Previously, we looked at how Alibaba Cloud Table Store implements high reliability and availability. This article will describe how Table Store can implement cross-region disaster tolerance.
Although the concepts of disaster tolerance and high availability are somewhat overlapped, their application scenarios and related technology systems have many differences. Therefore, this article is written separately to describe disaster tolerance. Implementing disaster tolerance strengthens security on the basis of high cluster availability, preventing rare but critical failures. We recommend you read the previous article about high availability first to understand how Table Store ensures high reliability and high availability.
We will first describe some background knowledge and related scenarios as well as two important features to implement database disaster tolerance: data synchronization and switching. Then we will explain how Table Store implements these features and how we use these features to implement servitization, so that users can easily and flexibly set up disaster tolerance scenarios, provide higher availability, or optimize latency for end users in different regions by using the remote multi-active mechanism.
What Is Table Store
Table Store is a distributed NoSQL database developed by Alibaba, and has been in use at Alibaba for years. It has incorporated many disaster tolerance scenarios and related experience. This article also shows our views on how to use distributed NoSQL systems to implement disaster tolerance as well as our lessons and experiences along the way.
Disaster Tolerance Implementation Methods and Scenarios
Although disaster tolerance and high availability address different issues, disaster tolerance does increase system availability.
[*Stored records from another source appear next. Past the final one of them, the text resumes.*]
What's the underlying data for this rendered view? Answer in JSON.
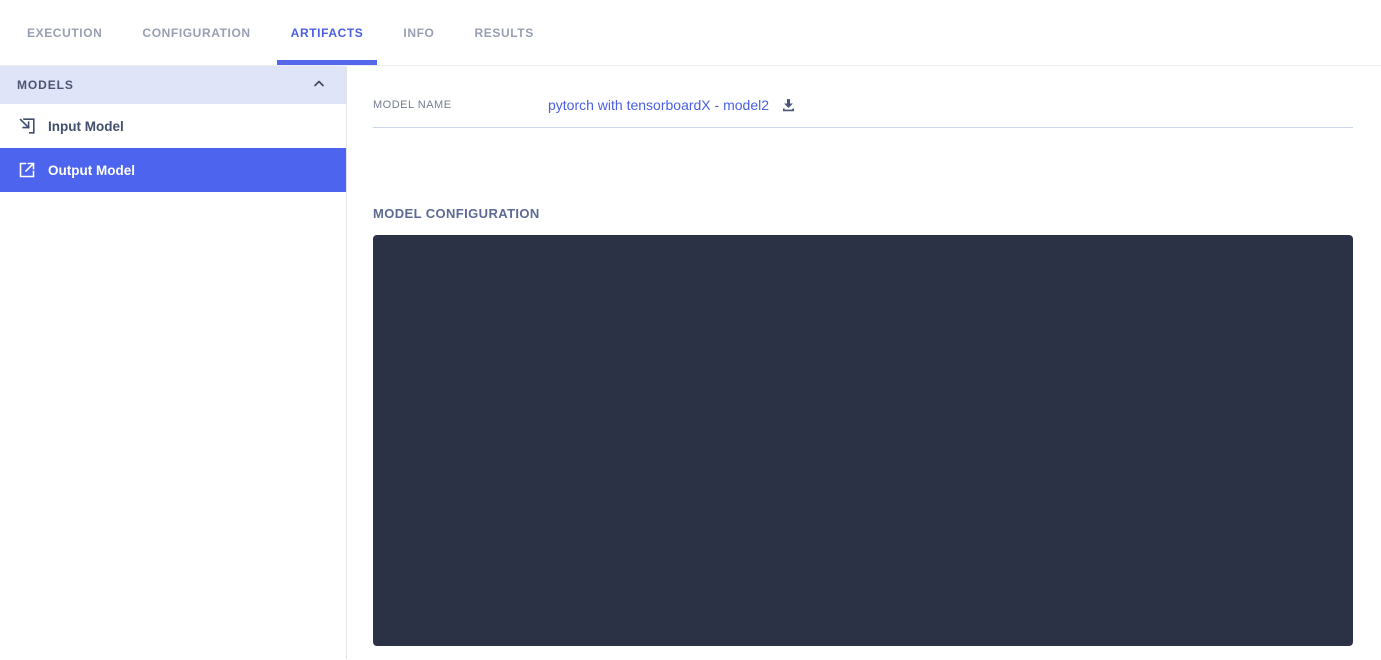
{
  "tabs": [
    {
      "label": "EXECUTION",
      "active": false
    },
    {
      "label": "CONFIGURATION",
      "active": false
    },
    {
      "label": "ARTIFACTS",
      "active": true
    },
    {
      "label": "INFO",
      "active": false
    },
    {
      "label": "RESULTS",
      "active": false
    }
  ],
  "sidebar": {
    "section_title": "MODELS",
    "collapse_icon": "chevron-up-icon",
    "items": [
      {
        "label": "Input Model",
        "icon": "input-model-icon",
        "selected": false
      },
      {
        "label": "Output Model",
        "icon": "output-model-icon",
        "selected": true
      }
    ]
  },
  "main": {
    "model_name_label": "MODEL NAME",
    "model_name_value": "pytorch with tensorboardX - model2",
    "download_icon": "download-icon",
    "configuration_title": "MODEL CONFIGURATION",
    "configuration_content": ""
  },
  "colors": {
    "active_tab_blue": "#4a5fe4",
    "tab_underline": "#5468eb",
    "inactive_tab_gray": "#989fb3",
    "selected_item_bg": "#4c64ee",
    "section_header_bg": "#e0e4f8",
    "dark_panel_bg": "#2c3246",
    "link_blue": "#4a5fe4",
    "divider_periwinkle": "#ccd6ec"
  }
}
Disaster tolerance usually deals with rare but severe failures, such as power/network outages in IDCs, earthquakes, fires, and human-caused software and hardware unavailability. These failures are actually beyond the ability scope of many high availability designs.
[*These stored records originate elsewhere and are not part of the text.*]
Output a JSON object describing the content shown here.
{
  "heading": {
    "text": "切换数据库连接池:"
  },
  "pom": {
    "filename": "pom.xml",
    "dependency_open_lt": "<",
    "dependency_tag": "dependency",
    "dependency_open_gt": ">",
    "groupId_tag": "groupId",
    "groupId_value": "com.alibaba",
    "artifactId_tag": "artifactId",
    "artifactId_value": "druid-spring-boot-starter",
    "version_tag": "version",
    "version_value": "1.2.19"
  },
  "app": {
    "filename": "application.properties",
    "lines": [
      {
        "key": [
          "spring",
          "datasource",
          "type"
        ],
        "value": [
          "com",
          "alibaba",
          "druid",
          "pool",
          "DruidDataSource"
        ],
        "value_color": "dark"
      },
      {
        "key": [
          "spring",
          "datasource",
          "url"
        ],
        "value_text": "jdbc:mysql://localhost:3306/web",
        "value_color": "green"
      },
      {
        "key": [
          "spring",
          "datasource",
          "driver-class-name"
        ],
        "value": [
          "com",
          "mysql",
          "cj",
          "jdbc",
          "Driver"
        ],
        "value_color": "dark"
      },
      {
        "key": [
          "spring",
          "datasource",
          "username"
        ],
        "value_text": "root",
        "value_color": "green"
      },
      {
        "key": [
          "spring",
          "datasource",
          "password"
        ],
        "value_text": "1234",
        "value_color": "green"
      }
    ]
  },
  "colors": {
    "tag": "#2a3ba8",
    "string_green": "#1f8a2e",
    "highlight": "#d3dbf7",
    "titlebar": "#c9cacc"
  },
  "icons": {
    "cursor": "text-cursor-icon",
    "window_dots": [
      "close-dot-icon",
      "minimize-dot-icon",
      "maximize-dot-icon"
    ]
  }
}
Disaster tolerance has two critical indicators: RTO and RPO. RTO is the targeted duration of time within which a business process must be restored after a disaster. RPO is the maximum targeted period in which data might be lost due to a major failure. Today many businesses have very high availability requirements: RTO is usually less than one or two minutes, and RPO should be as small as possible (usually in seconds; zero RPO in financial scenarios). In cases where RTO and RPO requirements cannot both be guaranteed, it is advised to find reasonable trade-offs between data consistency and availability.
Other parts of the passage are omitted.